The chroniclers of the early colonial period present chiefly points of historic, rather than literary, interest. Pero de Magalhães Gandavo, with his Historia da Provincia de Santa Cruz a que vulgarmente chamamos Brasil (with a verse-letter by Luiz de Camões as preface), published in 1576 in Lisbon, is regarded as the first in the long line of historians; even today he is valuable as a source. Gabriel Soares de Souza, is far better known for his Tractado descriptivo do Brasil em 1587 , printed in 1851 by Varnhagen and highly praised by that voluminous investigator for its “profound observation.” … “Neither Dioscorides nor Pliny better explains the plants of the old world than Soares those of the new… It is astonishing how the attention of a single person could occupy itself with so many things … such as are contained in his work, which treats at the same time, in relation to Brazil, of geography, history, typography, hydrography, intertropical agriculture, Brazilian horticulture, native materia medica, wood for building and for cabinet-work, zoology in all its branches, administrative economy and even mineralogy!”
Of less importance is the Jesuit Father Fernão Cardim (1540-1625), whose work was made known in 1847 by Varnhagen under the geographic title Narrativa epistolar de uma viagem e missão jesuitica pela Bahia, Ilheos, Porto Seguro, Pernambuco, Espirito Santo, Rio de Janeiro, etc. It consists of two letters, dated 1583 and addressed to the provincial of the Company in Portugal. Father Cardim was translated into English as early as 1625, being thus represented by the manuscript called Do Principo e origem dos indios do Brasil e de seus costumes, adoração e ceremonias , if this is, as Capistrano de Abreu has tried to prove, really the work taken in 1601 by Francis Cook from a Jesuit bound for Brazil. For, “it was exactly in this year … that Father Fernão Cardim, who was returning to Brazil from a voyage to Rome, was taken prisoner by English corsairs and brought to England.”

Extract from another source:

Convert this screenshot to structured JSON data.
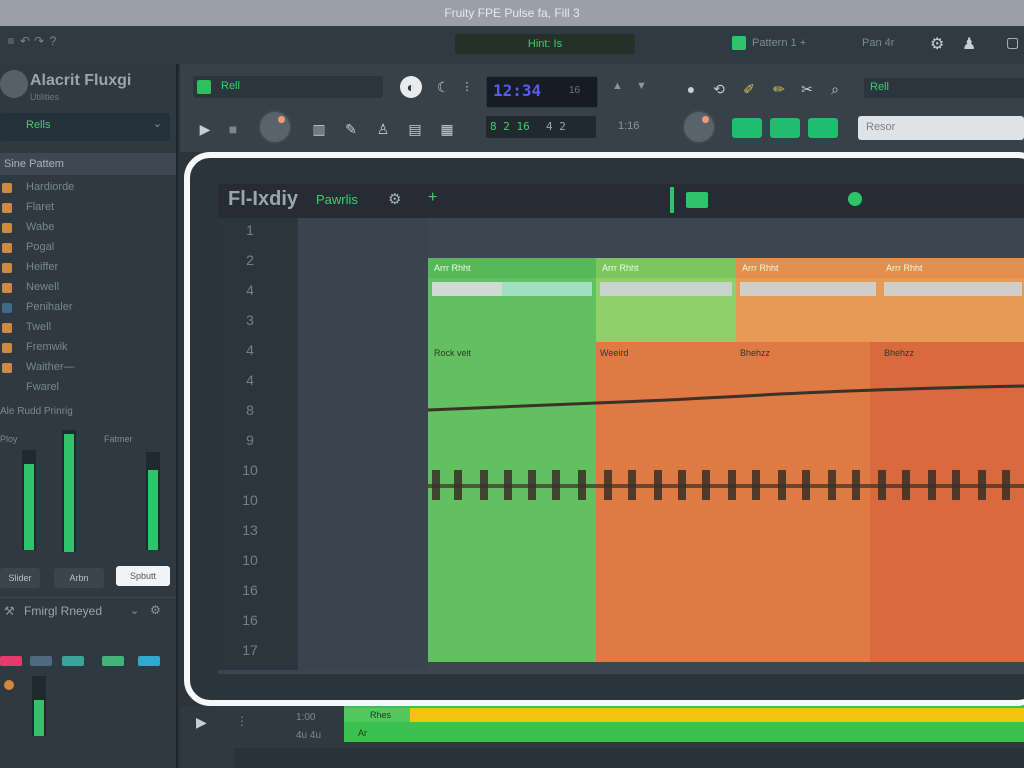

There is little profit in listing the men and works of this age and character. According to Romero the chroniclers exhibit thus early the duplex tendency of Brazilian literature, – description of nature and description of the savage. The tendency grows during the seventeenth century and in the eighteenth becomes predominant, so that viewed in this light, Brazilian nativism, far from being the creation of nineteenth century Romanticism, was rather a historic prolongation.